NYS and Nassau County must make deal to help NUMC
The recent campaign by Nassau University Medical Center's management and its supporters to resist changing the troubled hospital's leadership has underscored the urgency for New York State and Nassau County officials to reach an agreement that would quickly bring in a skilled, experienced temporary operator who can right the ship.
As the state has ratcheted up its efforts, hospital chairman Matthew Bruderman, along with employees, supporters and elected officials, spent this week touting interim chief executive Megan Ryan, as they sought to keep her in charge. On Wednesday, advocates for Ryan even pushed supporters via social media to call Nassau County Executive Bruce Blakeman daily "before he meets with NYS leadership" to say "No leadership change needed! No temporary operator!"
They argue the safety net hospital doesn't need new management. In their telling, the hospital requires just one thing: state funding — with no strings attached.

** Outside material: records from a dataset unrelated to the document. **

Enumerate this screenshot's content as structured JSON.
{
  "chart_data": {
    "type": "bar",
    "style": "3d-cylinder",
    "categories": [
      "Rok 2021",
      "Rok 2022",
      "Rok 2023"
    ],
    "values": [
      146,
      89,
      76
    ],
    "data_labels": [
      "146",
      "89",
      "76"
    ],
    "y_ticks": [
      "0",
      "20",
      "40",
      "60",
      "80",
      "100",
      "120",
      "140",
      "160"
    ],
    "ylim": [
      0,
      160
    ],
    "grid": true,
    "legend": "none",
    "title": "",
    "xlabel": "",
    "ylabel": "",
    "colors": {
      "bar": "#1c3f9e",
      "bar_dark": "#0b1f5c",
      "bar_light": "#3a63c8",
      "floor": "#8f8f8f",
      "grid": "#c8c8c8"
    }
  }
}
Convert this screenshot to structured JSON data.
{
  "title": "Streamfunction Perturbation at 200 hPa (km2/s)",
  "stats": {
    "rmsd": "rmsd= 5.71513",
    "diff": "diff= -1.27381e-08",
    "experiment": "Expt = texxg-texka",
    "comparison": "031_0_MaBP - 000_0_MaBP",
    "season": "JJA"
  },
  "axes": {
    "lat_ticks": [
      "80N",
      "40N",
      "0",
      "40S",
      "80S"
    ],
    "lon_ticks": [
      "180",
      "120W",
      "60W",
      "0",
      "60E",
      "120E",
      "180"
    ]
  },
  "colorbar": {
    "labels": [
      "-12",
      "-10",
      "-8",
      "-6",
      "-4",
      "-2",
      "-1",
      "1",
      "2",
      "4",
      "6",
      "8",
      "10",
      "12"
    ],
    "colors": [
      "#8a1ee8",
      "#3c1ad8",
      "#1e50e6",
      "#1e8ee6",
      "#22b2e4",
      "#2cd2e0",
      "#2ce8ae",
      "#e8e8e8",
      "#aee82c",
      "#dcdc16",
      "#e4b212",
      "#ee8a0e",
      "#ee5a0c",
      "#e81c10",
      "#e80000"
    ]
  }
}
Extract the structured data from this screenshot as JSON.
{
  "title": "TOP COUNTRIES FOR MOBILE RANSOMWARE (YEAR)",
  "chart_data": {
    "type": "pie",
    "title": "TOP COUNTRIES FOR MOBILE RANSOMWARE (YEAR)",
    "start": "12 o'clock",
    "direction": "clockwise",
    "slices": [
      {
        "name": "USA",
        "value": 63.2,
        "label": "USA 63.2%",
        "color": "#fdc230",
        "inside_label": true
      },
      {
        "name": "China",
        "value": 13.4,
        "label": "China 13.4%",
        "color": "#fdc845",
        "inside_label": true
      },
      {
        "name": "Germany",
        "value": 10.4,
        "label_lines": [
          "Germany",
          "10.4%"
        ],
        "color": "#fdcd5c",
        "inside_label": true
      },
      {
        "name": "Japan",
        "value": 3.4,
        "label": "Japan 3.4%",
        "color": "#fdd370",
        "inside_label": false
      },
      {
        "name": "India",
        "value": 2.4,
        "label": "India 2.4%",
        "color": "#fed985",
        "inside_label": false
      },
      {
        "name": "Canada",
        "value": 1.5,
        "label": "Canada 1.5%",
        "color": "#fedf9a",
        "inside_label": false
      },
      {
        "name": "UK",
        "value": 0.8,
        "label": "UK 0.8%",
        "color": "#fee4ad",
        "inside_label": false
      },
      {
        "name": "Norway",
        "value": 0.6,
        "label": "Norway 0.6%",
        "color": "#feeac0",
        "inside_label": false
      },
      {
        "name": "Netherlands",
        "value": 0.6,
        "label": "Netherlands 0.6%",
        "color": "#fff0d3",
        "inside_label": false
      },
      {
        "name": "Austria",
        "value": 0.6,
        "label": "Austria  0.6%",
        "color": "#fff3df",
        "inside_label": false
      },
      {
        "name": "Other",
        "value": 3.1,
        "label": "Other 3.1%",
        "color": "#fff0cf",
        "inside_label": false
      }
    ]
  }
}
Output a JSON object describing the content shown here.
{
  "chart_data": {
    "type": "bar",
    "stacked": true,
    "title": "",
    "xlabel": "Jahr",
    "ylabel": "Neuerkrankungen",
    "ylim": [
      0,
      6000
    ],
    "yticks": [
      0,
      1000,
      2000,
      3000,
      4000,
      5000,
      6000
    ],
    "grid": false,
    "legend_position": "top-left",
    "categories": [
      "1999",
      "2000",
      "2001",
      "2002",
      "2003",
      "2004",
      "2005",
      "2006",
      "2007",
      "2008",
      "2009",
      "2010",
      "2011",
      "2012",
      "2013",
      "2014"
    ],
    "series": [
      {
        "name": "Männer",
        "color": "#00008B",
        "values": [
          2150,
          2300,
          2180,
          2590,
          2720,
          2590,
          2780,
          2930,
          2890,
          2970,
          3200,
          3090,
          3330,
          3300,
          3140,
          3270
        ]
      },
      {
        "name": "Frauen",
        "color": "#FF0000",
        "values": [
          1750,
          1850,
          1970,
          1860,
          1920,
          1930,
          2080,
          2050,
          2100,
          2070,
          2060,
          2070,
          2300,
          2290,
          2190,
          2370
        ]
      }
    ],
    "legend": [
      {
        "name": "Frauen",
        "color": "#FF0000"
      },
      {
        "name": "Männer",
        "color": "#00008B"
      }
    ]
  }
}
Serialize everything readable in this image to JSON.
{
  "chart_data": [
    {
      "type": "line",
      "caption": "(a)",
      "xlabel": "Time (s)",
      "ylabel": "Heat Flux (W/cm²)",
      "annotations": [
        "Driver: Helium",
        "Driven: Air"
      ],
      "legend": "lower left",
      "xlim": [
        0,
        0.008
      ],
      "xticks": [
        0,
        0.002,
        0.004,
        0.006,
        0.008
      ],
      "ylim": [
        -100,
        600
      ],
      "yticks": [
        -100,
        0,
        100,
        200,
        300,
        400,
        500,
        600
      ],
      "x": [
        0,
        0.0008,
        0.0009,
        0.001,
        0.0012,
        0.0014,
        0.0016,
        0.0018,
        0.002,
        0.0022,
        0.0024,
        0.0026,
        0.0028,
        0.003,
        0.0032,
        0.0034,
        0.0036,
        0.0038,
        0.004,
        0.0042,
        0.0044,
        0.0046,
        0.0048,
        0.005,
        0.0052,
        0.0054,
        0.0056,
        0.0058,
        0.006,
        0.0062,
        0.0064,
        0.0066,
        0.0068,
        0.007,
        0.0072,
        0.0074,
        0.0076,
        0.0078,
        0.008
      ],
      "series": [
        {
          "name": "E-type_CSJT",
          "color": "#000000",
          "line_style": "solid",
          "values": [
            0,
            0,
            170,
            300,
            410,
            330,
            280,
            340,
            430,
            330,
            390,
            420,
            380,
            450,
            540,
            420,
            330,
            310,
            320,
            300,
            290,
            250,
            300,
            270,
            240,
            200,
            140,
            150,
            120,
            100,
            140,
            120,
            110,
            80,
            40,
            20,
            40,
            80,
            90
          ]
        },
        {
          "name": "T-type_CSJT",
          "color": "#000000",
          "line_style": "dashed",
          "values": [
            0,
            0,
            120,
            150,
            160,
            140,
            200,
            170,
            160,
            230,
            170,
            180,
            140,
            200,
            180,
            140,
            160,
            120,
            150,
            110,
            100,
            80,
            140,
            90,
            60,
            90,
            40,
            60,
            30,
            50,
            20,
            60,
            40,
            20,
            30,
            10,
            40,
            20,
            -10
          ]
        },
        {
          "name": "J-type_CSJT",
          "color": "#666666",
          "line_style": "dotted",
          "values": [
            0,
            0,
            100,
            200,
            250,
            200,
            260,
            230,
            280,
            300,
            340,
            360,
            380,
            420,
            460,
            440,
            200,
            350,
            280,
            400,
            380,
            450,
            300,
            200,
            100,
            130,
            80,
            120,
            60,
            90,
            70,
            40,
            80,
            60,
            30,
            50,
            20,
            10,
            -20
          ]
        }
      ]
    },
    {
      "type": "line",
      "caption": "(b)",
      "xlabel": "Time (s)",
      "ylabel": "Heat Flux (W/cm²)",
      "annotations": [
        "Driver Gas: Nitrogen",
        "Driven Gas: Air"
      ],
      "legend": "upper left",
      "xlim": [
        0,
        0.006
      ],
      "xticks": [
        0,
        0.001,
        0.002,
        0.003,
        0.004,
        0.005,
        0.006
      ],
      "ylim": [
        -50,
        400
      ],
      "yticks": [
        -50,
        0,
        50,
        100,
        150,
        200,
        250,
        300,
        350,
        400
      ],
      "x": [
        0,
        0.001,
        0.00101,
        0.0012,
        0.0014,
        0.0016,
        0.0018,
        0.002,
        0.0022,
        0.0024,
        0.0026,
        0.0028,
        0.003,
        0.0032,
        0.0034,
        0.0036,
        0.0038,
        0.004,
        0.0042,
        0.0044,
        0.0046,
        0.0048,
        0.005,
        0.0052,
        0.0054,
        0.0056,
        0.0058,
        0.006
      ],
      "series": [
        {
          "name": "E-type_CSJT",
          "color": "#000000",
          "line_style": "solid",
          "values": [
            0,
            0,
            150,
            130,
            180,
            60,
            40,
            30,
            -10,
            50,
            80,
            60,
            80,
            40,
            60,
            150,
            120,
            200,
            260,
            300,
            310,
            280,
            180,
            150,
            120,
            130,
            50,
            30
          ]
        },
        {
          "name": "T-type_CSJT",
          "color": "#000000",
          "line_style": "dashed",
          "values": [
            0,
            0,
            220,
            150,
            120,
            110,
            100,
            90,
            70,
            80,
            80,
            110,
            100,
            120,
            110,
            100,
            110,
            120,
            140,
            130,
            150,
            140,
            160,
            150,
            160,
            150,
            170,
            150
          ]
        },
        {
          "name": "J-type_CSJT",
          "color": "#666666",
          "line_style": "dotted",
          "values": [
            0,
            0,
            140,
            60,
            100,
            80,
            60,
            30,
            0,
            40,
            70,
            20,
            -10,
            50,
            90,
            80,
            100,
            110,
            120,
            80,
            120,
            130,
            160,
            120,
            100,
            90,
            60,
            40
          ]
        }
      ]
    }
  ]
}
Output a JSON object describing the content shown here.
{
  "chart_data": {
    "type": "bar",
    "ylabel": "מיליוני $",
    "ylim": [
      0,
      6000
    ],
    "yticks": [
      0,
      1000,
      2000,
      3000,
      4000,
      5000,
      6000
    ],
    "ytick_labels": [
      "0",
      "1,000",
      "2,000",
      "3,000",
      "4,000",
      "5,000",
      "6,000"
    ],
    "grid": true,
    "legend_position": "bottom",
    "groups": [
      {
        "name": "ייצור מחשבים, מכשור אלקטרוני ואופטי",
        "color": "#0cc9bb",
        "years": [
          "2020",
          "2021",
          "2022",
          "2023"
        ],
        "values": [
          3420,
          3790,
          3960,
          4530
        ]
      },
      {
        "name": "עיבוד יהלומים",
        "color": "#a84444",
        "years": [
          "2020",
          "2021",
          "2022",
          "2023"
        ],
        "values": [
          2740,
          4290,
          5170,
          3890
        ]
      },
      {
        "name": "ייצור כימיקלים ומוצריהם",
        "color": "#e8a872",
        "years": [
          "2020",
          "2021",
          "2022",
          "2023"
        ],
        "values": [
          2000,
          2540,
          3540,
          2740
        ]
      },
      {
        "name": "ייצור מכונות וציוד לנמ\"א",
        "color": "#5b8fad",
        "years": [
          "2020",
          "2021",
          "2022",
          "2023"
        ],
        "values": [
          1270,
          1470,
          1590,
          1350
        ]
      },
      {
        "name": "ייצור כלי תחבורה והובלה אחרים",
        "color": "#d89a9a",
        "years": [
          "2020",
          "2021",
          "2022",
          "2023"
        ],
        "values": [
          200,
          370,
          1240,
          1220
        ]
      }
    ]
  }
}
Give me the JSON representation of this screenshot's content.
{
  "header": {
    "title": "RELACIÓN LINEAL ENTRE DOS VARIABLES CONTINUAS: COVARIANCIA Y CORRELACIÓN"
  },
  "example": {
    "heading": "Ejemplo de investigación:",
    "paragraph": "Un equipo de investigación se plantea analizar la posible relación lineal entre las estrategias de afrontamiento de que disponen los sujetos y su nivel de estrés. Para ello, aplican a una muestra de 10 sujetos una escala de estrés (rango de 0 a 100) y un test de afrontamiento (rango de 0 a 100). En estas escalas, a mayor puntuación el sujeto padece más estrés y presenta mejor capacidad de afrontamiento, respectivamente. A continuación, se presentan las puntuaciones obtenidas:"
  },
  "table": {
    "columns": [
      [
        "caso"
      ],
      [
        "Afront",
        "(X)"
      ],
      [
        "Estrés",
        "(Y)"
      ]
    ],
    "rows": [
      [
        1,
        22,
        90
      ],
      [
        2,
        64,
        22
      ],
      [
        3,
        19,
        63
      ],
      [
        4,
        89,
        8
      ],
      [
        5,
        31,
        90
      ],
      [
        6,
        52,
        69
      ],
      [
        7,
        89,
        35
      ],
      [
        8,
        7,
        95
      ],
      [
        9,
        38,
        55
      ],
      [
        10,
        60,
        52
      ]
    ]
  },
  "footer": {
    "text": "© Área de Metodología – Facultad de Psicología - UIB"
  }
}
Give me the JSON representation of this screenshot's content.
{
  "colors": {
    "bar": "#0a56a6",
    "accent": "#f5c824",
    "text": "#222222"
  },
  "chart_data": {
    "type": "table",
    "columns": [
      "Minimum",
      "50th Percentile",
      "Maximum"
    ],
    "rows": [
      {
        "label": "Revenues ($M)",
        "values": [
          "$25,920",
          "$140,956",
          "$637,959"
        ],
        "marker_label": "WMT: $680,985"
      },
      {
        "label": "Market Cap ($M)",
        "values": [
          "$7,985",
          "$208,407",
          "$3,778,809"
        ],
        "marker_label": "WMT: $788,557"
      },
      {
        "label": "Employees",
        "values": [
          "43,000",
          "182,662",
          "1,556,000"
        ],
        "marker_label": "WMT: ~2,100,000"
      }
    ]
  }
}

It's an erroneous argument, built on a flimsy house of cards. NUMC's fiscal woes haven't dissipated and its top management, which includes Ryan, and its governance, which includes Bruderman, have not improved the hospital substantially. Nor have they articulated a detailed plan for its future or even completed tasks required earlier this year by the state Health Department.
NUMC's financial troubles and questions over patient care aren't new. Management dysfunction and governance rife with political patronage have, save for rare exceptions, long remained the norm. Promises are made and broken; little has changed.
But Ryan, Bruderman and others are trying to suggest that's no longer the case. As an attempt at proof, Bruderman said the hospital's cash on hand increased to nearly $50 million, up from $19 million in February. But that means little when the hospital's debt to the New York Health Insurance Plan continues to rise. Each month, the hospital pays just $2 million of the $9 million it owes, amounting to $84 million in increased arrears to the state just in the last year. Its total debt: $380 million.
Bruderman, Ryan and their supporters are right about one thing: NUMC's importance to area residents, staff and the region. But the status quo isn't the answer.
Gov. Kathy Hochul and County Executive Bruce Blakeman must work together, and quickly, to solve this crisis. They should agree to install a temporary operator at NUMC soon, someone who can bring in new team members, make necessary changes, and develop a plan for the hospital's future. The current chief executive, chairman and board must go, to allow the new operator the freedom to act. Only when it has faith in the institution's management and operations should the state provide funding to stabilize the hospital, a game plan for the NYSHIP debt, and any additional assistance the new team might require.
This is a chance for Hochul and Blakeman to govern with courage, by making an extraordinarily significant move that would benefit NUMC, its employees and its patients. But they must start now.